3. Brunetti, too, has informal ways of gleaning information—whether from paid informants or even more dubious sources, via Signorina Elettra. Why does Brunetti ask Signorina Elettra to pursue “entirely informal, and equally illegal” means of finding information, such as juvenile offender records (p. 43)? Is he compromising his police work, or his pursuit of justice?

4. When he interrogates Marcello Vio, Brunetti realizes that he sees him as a boy, rather than as a man; he has a similar paternal reaction during Berto Duso’s interrogation, when the suspect calls his father. Later, he explains to Duso that he feels protective towards “the ones who find themselves in trouble and don’t realize that they’re good. In the ethical sense” (p. 238). Do you think Brunetti’s initial instinct and eventual feelings towards Vio and Duso are connected? Is the second possible without the first?

5. Why does Brunetti seek out Signor Cesco, the spazzino, to learn more about Pietro Borgato? How is Cesco able to observe Borgato’s business without being noticed?

6. “The mills of the gods grind exceedingly slow: those of the Italian bureaucracy, however, are capable of great speed, depending upon the impulse to which they respond” (p. 103). The impulses that Brunetti applies most effectively are personal connections. Does he have any qualms or reservations about doing so? What are the limitations or downsides of such arrangements? What are the benefits?

7. When Brunetti and Claudia Griffoni pay their first visit to Capitano Alaimo, Griffoni leans into her Neapolitan accent and mannerisms. What is Brunetti’s reaction when he sees this change in his longtime colleague? How does Griffoni hold him accountable?

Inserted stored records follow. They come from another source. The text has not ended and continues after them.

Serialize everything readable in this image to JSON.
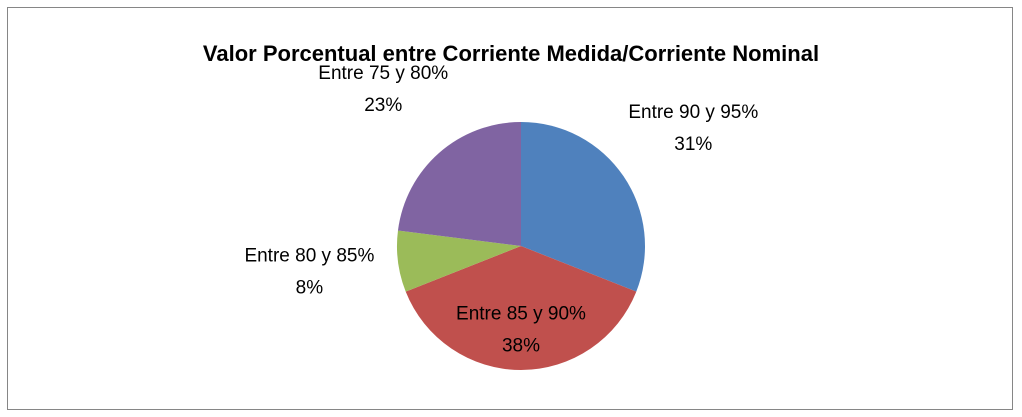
{
  "chart_data": {
    "type": "pie",
    "title": "Valor Porcentual entre Corriente Medida/Corriente Nominal",
    "categories": [
      "Entre 90 y 95%",
      "Entre 85 y 90%",
      "Entre 80 y 85%",
      "Entre 75 y 80%"
    ],
    "values": [
      31,
      38,
      8,
      23
    ],
    "value_labels": [
      "31%",
      "38%",
      "8%",
      "23%"
    ],
    "colors": [
      "#4f81bd",
      "#c0504d",
      "#9bbb59",
      "#8064a2"
    ]
  }
}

8. “It was always easier to take charge of Patta when he believed he was in charge,” Brunetti thinks about his boss, the Vice-Questore (p. 187). What are the ways in which Brunetti “manages up” in the Questura? Is he always successful?

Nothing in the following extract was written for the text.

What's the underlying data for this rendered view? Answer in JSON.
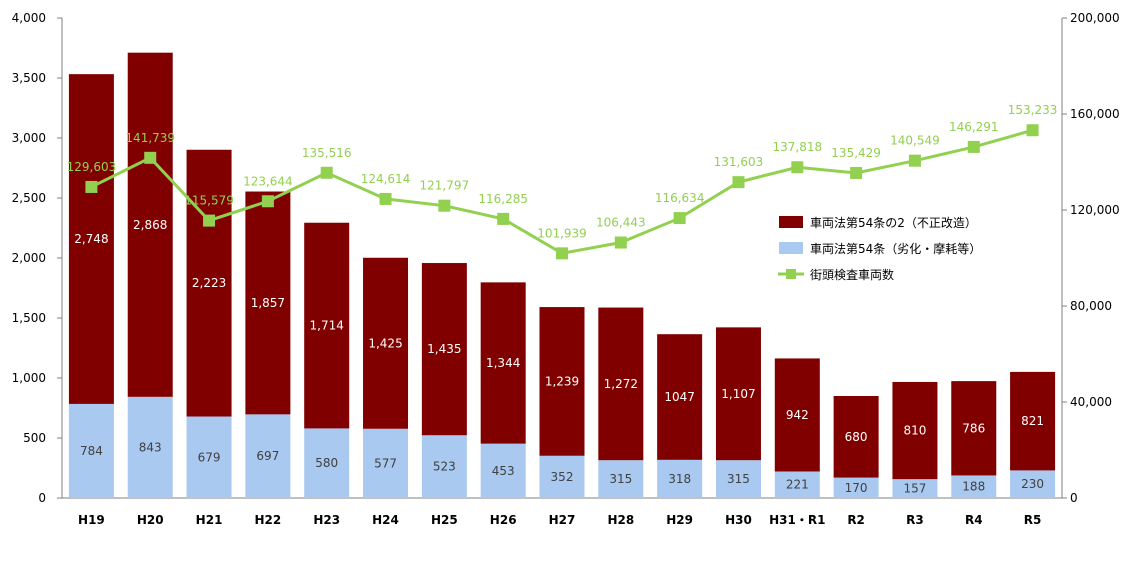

9. What changes Griffoni’s mind about Capitano Alaimo? How does Capitano Alaimo explain his own suspicions and behavior at their initial meeting? Both agree that “caution’s a habit it’s hard to lose” (p. 218). What type of environment necessitates this kind of caution? What are its costs?

10. How does Captain Nieddu first meet Blessing, and how does she learn the story of how the Nigerian woman came to Italy? What kind of help is Captain Nieddu able to offer in her official capacity, and in her unofficial one?

11. What is the nature of Marcello Vio’s relationship with his uncle, and in what ways is he reliant on him? Why do Brunetti and others finally agree that he is the “weak link” of his uncle’s operation (p. 224)?